The vote for the bill came in the wee morning hours, in a process that a Republican congressman who opposed the bill described as "the ugliest night I have ever seen in 22 years."
It is worth reading the full transcript of the story, but what I found most striking were the number of relationships it cataloged between congresspeople, staffers, and other federal officials and the pharmaceutical industry. These included:
- Bill Tauzin (Republican - Louisiana), who "steered it [the bill] through the house," within a few months "began discussions with the pharmaceutical industry to become its chief lobbyist in Washington." Tauzin had an "extremely rare" tumor removed, and was treated "with a new medicine, Avastatin, that had never been used on that form of cancer. The treatment was succesful , and as a result Tauzin felt he owed his life to the drug industry." [but apparently not to the surgeon - Ed] "After serving out his congressional term, he accepted a $2 million-a-year job ... as president of PhRMA - Pharmaceutical Research and Manufacturers of America."
- Medicare Chief Actuary Richard Foster said he "was told to withold the new numbers" that gave an honest estimate of the cost of the new drug benefit, and said "the person who told him to withhold Congress from getting the revised estimates was Medicare boss Tom Sculley." But, "Sculley was the administration's lead negotiator on the prescription drug bill, and at the time was also negotiating a job for himself with a high-powered Washington law firm, where he became a lobbyist with the pharmaceutical industry."

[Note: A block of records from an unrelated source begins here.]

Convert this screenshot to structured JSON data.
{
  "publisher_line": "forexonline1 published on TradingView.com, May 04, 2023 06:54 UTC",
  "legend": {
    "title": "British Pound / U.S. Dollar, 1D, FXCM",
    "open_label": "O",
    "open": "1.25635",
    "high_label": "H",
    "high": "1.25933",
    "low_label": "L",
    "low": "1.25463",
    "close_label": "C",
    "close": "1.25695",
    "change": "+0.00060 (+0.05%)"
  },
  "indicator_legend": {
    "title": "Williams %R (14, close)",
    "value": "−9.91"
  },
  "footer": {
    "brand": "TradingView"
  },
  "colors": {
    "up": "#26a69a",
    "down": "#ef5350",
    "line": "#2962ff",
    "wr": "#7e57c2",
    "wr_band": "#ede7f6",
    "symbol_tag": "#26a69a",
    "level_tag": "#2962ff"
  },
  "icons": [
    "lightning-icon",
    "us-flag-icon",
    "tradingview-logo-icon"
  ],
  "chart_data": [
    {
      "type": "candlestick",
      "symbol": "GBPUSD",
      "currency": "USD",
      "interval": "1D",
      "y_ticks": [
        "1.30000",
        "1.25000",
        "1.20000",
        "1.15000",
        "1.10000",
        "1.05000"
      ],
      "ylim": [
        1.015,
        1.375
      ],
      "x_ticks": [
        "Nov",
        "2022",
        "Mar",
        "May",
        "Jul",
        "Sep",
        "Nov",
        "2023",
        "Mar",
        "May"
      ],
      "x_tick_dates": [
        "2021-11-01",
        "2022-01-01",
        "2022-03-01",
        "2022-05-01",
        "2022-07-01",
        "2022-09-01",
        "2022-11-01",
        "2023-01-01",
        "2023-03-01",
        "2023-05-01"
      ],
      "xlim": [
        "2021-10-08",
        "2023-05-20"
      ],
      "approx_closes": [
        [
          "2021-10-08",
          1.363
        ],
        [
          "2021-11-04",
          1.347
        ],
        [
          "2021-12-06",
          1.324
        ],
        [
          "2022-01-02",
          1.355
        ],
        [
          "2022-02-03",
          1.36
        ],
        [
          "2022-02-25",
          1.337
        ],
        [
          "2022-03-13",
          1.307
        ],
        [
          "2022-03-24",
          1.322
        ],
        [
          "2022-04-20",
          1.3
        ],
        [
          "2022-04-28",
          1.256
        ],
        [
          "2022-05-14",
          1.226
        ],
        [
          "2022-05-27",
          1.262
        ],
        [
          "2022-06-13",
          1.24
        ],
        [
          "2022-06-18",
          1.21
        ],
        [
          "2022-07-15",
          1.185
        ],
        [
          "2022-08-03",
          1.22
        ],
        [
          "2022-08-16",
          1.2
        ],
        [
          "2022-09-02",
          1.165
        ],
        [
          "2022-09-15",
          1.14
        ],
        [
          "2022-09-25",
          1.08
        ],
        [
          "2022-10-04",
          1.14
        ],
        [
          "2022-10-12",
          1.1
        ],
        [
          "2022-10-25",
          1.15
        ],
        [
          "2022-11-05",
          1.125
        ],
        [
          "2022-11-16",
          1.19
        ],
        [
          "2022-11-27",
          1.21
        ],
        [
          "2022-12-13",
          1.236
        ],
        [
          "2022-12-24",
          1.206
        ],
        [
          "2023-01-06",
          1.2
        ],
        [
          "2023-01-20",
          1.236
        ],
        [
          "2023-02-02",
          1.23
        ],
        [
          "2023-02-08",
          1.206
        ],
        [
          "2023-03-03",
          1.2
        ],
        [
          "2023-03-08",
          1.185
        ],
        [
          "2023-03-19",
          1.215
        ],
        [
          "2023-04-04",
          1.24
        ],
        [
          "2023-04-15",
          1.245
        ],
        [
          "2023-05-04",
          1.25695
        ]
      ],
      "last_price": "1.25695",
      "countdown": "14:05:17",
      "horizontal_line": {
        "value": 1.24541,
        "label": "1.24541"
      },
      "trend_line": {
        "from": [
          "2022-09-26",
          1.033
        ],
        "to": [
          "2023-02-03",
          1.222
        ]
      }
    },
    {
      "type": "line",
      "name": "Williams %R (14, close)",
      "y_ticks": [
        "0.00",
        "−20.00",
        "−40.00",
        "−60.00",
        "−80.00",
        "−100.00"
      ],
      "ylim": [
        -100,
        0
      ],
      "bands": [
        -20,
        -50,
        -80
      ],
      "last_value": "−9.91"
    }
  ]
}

- Multiple former federal legislators helped lobby for the bill, including "former senators Dennis Deconcini (D-Arizona), and Steve Symms (R-Idaho), and former congressmen like Tom Downey (D-New York), Vic Fazio (D-California), Bill Paxon (R-New York), and former house Minority Leader Robert Michel (R-Illinois)."
- "John McManus, the staff director of the Ways and Means subcommittee on Health. Within a few months, he left Congress and started his own lobbying firm. Among his new clients was PhRMA, Pfizer, Eli Lilly and Merck. "
- "Linda Fishman, from the majority side of the Finance Committee, left to become a lobbyist with the drug manufacturer Amgen. "
- "Pat Morrisey, chief of staff of the Energy and Commerce Committee, took a job lobbying for drug companies Novartis and Hoffman-La Roche. "
- "Jeremy Allen went to Johnson and Johnson. "
- "Kathleen Weldon went to lobby for Biogen, a Bio-tech company. "
- "Jim Barnette left to lobby for Hoffman-La Roche. "
One Republican congressman who opposed the bill commented thus about Billy Tauzin's new job, "I mean, when you're pushing so hard for a bill that's controversial and you have to keep the machine open for three hours to get the one vote necessary to pass it, and then, within a matter of months you go to work for the industry that's gonna benefit from it, it does cause you some concern."
Well, if nothing else, this case shows that it is not only physicians and medical academics who have issues with conflicts of interest involving the pharmaceutical and biotechnology industries.
It also suggests that simplistic arguments between advocates of private insurance and single-payer government financed insurance, each claiming that their approach would solve all our health care problems, completely miss the point.
What would help to solve our problems is to get rid of the conflicts that interest that affect health care policy, not just academics and policy experts paid on the side by commercial health care firms, but legislators and legislative staff working to impress their eventual commercial employers, when they are supposed to be representing the public.